WARNING: Aboriginal and Torres Strait Islander viewers are advised that the following article contains images of deceased persons.

In Mervyn Allen’s home, Uncle Bill takes pride of place.

Inside the entrance to his house in Tamworth, NSW, is a picture of a confident digger in his uniform with a handlebar moustache and a piercing stare.

The man is William Allan Irwin, a Gomeroi man who died charging his fourth machine gun nest during the 1918 Battle of Mont St Quentin in France.

Gomeroi man William Allan Irwin.

Gomeroi man William Allan Irwin.

SBS News

What is remarkable is that at the time, Australia didn’t even consider him a citizen because he was Aboriginal.

In his monumental official history of the war, Charles Bean noted the actions of “Australian half-caste” Private Irwin.
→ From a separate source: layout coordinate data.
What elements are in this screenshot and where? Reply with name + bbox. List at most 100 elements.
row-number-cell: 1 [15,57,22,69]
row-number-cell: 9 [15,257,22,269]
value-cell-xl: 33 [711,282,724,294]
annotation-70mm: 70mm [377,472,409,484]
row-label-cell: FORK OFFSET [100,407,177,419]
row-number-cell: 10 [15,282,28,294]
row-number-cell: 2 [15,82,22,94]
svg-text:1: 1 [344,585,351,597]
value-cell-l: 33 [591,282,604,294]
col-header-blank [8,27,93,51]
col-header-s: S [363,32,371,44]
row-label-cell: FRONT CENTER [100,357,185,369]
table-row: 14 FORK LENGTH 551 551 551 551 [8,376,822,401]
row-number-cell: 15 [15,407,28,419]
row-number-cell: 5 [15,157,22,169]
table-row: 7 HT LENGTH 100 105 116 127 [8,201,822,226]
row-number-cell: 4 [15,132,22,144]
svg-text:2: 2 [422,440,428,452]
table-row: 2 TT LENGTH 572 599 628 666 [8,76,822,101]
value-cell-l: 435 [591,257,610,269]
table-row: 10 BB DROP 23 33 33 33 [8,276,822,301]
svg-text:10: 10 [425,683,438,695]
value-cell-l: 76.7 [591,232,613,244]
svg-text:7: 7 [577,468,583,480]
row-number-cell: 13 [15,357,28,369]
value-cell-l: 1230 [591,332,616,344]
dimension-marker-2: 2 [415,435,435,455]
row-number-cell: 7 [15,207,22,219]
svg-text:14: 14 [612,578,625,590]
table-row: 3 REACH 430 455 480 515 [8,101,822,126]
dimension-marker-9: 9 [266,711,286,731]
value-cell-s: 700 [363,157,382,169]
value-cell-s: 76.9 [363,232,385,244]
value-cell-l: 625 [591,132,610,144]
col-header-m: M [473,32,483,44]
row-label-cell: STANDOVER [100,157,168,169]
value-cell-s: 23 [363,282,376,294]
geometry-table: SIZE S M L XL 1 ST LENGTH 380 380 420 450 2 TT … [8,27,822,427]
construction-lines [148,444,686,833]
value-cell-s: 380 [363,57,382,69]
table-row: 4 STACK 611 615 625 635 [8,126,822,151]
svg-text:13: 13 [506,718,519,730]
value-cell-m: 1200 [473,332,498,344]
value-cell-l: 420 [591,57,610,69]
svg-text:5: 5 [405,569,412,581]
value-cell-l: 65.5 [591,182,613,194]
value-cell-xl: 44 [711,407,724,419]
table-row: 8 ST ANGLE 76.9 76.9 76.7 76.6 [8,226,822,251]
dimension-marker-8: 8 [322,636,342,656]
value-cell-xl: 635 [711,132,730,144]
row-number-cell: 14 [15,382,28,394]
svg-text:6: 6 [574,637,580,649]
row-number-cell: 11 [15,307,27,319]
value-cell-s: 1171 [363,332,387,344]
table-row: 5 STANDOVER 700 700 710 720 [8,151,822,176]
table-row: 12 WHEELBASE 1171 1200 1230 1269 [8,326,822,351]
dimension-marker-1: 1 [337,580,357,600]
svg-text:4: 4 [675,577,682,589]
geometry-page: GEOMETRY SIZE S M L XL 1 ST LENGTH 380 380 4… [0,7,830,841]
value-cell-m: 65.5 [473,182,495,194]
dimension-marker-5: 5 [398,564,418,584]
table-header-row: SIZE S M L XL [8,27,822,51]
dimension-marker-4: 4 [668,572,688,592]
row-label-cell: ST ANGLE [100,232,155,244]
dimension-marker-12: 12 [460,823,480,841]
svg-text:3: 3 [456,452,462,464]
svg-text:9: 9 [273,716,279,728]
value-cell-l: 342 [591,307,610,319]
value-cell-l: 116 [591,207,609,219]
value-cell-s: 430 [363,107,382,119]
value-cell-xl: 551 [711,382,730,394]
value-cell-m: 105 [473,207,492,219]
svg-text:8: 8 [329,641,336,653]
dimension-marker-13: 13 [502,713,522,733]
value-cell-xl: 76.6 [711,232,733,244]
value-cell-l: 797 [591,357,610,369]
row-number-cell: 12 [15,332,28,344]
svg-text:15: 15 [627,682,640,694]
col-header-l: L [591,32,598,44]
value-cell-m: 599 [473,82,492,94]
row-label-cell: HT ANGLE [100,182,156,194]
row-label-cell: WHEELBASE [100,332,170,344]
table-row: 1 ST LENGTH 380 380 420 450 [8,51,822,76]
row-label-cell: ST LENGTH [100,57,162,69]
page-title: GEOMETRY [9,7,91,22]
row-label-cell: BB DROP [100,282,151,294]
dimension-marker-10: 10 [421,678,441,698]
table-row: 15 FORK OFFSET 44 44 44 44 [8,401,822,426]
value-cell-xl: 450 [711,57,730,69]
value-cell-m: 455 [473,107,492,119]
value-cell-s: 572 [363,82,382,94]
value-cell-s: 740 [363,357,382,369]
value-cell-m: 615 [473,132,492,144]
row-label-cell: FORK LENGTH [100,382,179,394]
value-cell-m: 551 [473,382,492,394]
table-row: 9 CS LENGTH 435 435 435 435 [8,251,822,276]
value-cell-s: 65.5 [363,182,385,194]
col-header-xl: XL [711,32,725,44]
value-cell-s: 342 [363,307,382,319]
It is the historian’s only reference to an Indigenous person in his 12-volumes on World War One.

More than 1,000 Indigenous Australians served in the war, according to the Australian War Memorial.

A human hero

William Irwin previously worked as a shearer in rural New South Wales.

“He used to like himself a lot and go up to the mirror and say ‘Who’s this big gun shearer?’” 80-year-old Mr Allen says of the uncle he never met.

“They reckon he was an outgoing bloke. He was a funny bloke.”

Mervyn Allen

Mervyn Allen proudly displays pictures of his war hero uncle in his NSW home.

SBS News

He joined the military in 1916, aged 37, because of a broken heart.

“The lady he was going with went and married another man and I think that’s why he joined the army,” Mr Allen says. “Jilted love, they call it.”

Fighting in numerous battles and being wounded several times didn’t stop Bill Irwin returning to his unit ahead of his final heroic charge.

With his mates pinned down near a place called Road Wood, Private Irwin displayed “most distinguished gallantry and devotion”, according to his bravery citation.

Australian War Memorial

A group of diggers in World War One.

Australian War Memorial

In August 1918 “single-handed and in face of extremely heavy fire, Private Irwin rushed three separate machine gun posts”, capturing the guns and German crews.

While rushing the fourth, he was wounded. He died just a couple of months before the end of the war. 

The missing medals

A week after his death, his superiors successfully recommended him for the Commonwealth’s second-highest military honour: the Distinguished Conduct Medal.

His name lives on, on the Australian War Memorial’s Roll of Honour, alongside more than 100,000 other Australians who died in war. But a mystery remains for his descendants: the whereabouts of his medals.

“I was told by my mother that a school teacher put them on display in the school and when the school teacher left, the medals went with him. Never ever saw them again,” Mr Allen told SBS.

“My sister’s chased them up in Sydney, in other different places, looking for them, like going to the RSLs and all that.”

Peter Milliken

Relative Peter Milliken hopes the missing medals will be found.

SBS News

Peter Milliken, the grandnephew of William Irwin, is also searching for them.

“Somebody out there in this country has possibly still got those medals,” he said.

“These medals will still have his name written on the rim of them.”

Somebody out there in this country has possibly still got those medals.

– Peter Milliken, relative

His family has replicas of the three medals he was awarded and his remains lie at the Daours war cemetery in France. Some of his descendants want to repatriate his remains.

“We’d love this government to allow us to pay for the return of his bones,” Mr Milliken said.

“It’s our culture that he returns back to his country, his homelands and be buried back with his brothers.”